And what troubles they are. Anderson so convincingly portrays a 1900's woman about to lose any vestige of social dignity that one wonders if she somehow went back in time to do some form of early method acting. She portrays Lily Bart, an upper middle class patron of New York's turn of the century chattering classes. Without any direct family she has to rely on her elderly aunt for funds. Her biggest crime, however, is to be single woman: in the eyes of her prissy social companions, a single lady of a certain age is a positive liability.

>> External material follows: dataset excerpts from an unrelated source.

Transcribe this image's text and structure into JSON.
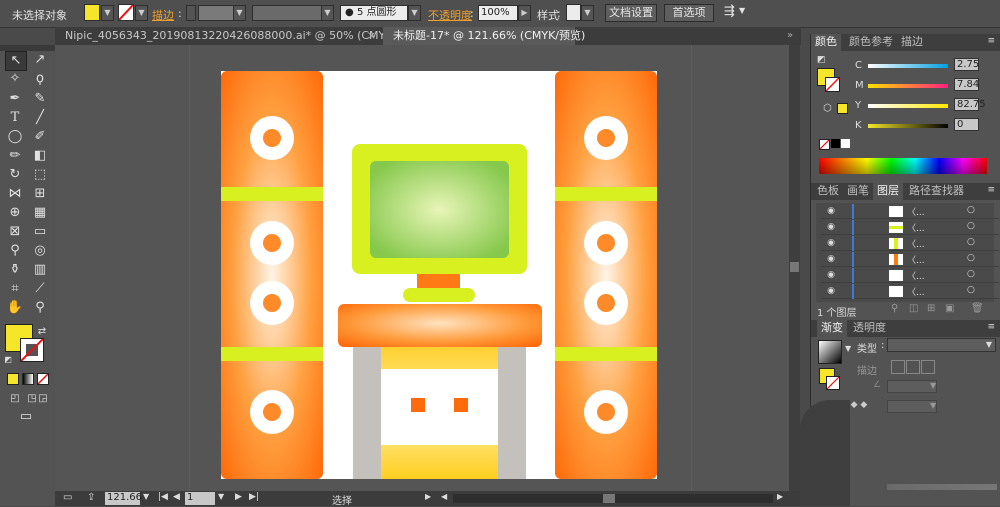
{
  "control_bar": {
    "selection_status": "未选择对象",
    "stroke_label": "描边",
    "brush_label": "5 点圆形",
    "opacity_label": "不透明度",
    "opacity_value": "100%",
    "style_label": "样式",
    "doc_setup_button": "文档设置",
    "preferences_button": "首选项",
    "fill_color": "#f5e62a"
  },
  "tabs": [
    {
      "label": "Nipic_4056343_20190813220426088000.ai* @ 50% (CMYK/预览)",
      "active": false
    },
    {
      "label": "未标题-17* @ 121.66% (CMYK/预览)",
      "active": true
    }
  ],
  "status_bar": {
    "zoom": "121.66",
    "page": "1",
    "tool": "选择"
  },
  "color_panel": {
    "tabs": [
      "颜色",
      "颜色参考",
      "描边"
    ],
    "sliders": [
      {
        "label": "C",
        "value": "2.75"
      },
      {
        "label": "M",
        "value": "7.84"
      },
      {
        "label": "Y",
        "value": "82.75"
      },
      {
        "label": "K",
        "value": "0"
      }
    ]
  },
  "layers_panel": {
    "tabs": [
      "色板",
      "画笔",
      "图层",
      "路径查找器"
    ],
    "row_label": "〈...",
    "count": "1 个图层"
  },
  "gradient_panel": {
    "tabs": [
      "渐变",
      "透明度"
    ],
    "type_label": "类型",
    "stroke_label": "描边"
  },
  "colors": {
    "orange": "#ff7a14",
    "yellow_green": "#d8ef20",
    "screen_green": "#9cd45a",
    "fill": "#f5e62a"
  }
}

Lily's attempts to remedy this situation, by trying to marry a man who can provide for her, are the beginnings of her downfall. When she visits one potential suitor, Eric Stoltz, she has to withstand scandalous gossip about being seen in a single man's apartment. The other men she encounters are either barefaced hypocrites or only after one thing. Increasingly, Lily's fondness for gambling becomes stronger and her aunt's point blank refusal to pay any of her debts places her on the brink of a social and personal abyss.
The descent, which sees Lily ending up as a pieceworker in a clothes factory and dabbling with drug abuse, is a tour de force in screen acting from Anderson. She conveys brilliantly the paradox of her character: one who realises the world she inhabits lacks depth but one who has little choice but to try and be part of it. Her fellow actors proficiently display the facile natures of the socially elite, but at the centre of it all is the fragile, luminous and desperate Lily.
The House of Mirth is most certainly not a fun film. Its portrayal of deceit and hypocrisy will not be to everyone's pleasure, but it will most definitely linger in the mind of those audience members that it touches.